Falar várias línguas pode revolucionar carreiras; veja como

Enquanto o inglês continua sendo a língua comum do mundo, dominar outros idiomas - mesmo os mais inusitados - pode redefinir (para melhor) o seu caminho

São Paulo – To speak or not to speak? Num mundo dominado pelo inglês, muita gente acredita que falar a língua de Shakespeare é o suficiente para conquistar o mercado de trabalho.

Mas a ideia não é unanimidade – inclusive entre recrutadores.

Quem fala duas ou mais línguas estrangeiras é mais atrativo aos olhos do mercado, segundo Alexandre Benedetti, gerente da Talenses, empresa de recrutamento executivo.

Na opinião dele, um profissional poliglota não necessariamente receberá salários melhores, mas ganhará muitos pontos em matéria de competitividade.

“Numa seleção, o domínio de vários idiomas pode ser um critério de desempate entre candidatos em qualquer área”, explica Benedetti.

Isso porque encontrar um profissional que fale bem inglês e espanhol, as línguas mais requisitadas pelas empresas no Brasil, já não é uma tarefa muito fácil.

“Menos da metade dos candidatos com nível executivo se apresenta com dois idiomas fluentes num processo seletivo”, afirma o executivo da Talenses.

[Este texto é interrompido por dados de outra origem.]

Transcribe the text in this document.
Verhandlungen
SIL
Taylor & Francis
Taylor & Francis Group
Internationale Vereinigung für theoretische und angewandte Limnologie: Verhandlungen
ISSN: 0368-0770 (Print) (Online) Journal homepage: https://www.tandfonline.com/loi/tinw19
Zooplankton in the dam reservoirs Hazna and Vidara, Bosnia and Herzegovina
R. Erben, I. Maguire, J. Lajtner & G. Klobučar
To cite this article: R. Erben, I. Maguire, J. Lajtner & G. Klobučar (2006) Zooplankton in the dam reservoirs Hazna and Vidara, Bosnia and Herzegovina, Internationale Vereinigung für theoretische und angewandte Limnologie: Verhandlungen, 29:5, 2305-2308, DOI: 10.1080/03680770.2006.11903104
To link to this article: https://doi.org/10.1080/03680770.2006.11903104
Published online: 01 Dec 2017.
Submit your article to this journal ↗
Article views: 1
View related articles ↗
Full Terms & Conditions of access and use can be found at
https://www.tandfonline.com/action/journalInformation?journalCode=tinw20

Nesse sentido, acumular ao domínio do inglês e do espanhol línguas menos comuns, como mandarim, francês ou alemão, torna-se um diferencial substancioso.
 

Procuram-se poliglotas

“A carreira perfeita para quem fala muitas línguas é a tradução e a interpretação”, opina Tereza Sayeg, presidente da Associação Profissional de Intérpretes de Conferência.

Para ela, a intensificação das relações econômicas do Brasil com o resto do mundo alimentou o interesse internacional sobre o país, gerando oportunidades para esse mercado.

Esse mesmo contexto, incrementado por grandes eventos esportivos como a Copa do Mundo no Brasil, também traz oportunidades para poliglotas em outras áreas.

Turismo e relações internacionais são duas que vêm à cabeça de Alexandre Benedetti, da Talenses. “Tanto na iniciativa privada quanto na pública, há demanda por profissionais capazes de promover um bom relacionamento com estrangeiros”, explica.

A habilidade com idiomas também é exigida de servidores públicos internacionais, como os que trabalham na ONU (Organização das Nações Unidas), por exemplo.

A carreira diplomática é outra que absorve quem se dá bem com línguas. No concurso de admissão de diplomatas promovido pelo Instituto Rio Branco, inglês, espanhol e francês são pré-requisitos.

DNA estrangeiro

Mas a demanda por poliglotas vai muito além de carreiras tradicionalmente associadas a eles, como a tradução e a diplomacia.

Dependendo da origem da empresa e do escopo de atuação do profissional, falar uma língua aparentemente sem tanta utilidade pode fazer toda a diferença para uma carreira, de acordo com Alexandre Benedetti, da Talenses.


Imagine o caso de uma organização norueguesa, por exemplo, ou uma multinacional que precisa se relacionar com clientes dessa nacionalidade.

Brilhará aos olhos de um recrutador um profissional que, além de ter as competências exigidas pela sua função, domine a língua escandinava.

Isso porque falar o idioma nativo do outro, sem precisar recorrer ao inglês, aumenta exponencialmente a profundidade das trocas – inclusive profissionais – que você terá com ele.

É a opinião de Domingos Refinetti, sócio fundador do Stocche Forbes, escritório de advocacia com experiência em operações internacionais.“Quando você pode conversar com um estrangeiro na língua dele cria-se um vínculo diferente entre vocês”, afirma.

Com intimidade e conforto, qualquer negociação fica mais fácil. “À vontade em sua própria língua, o estrangeiro fica mais receptivo e aberto a acordos”, diz o advogado.


Recompensas

Mas se engana quem pensa que os benefícios da poliglotia são meramente profissionais. Para Refinetti, que fala italiano, francês, inglês e espanhol, os ganhos do ponto de vista pessoal também são inegáveis.

“É muito enriquecedor poder ler livros no original, ver filmes sem legenda e acompanhar noticiários internacionais sem intermediários”, exemplifica o advogado.

Com maior repertório cultural e consciência linguística, o poliglota também só tem a ganhar em seus relacionamentos interpessoais.

“O conhecimento de línguas pode tornar as pessoas mais interessantes para o convívio social e mais sensíveis ao outro”, conclui.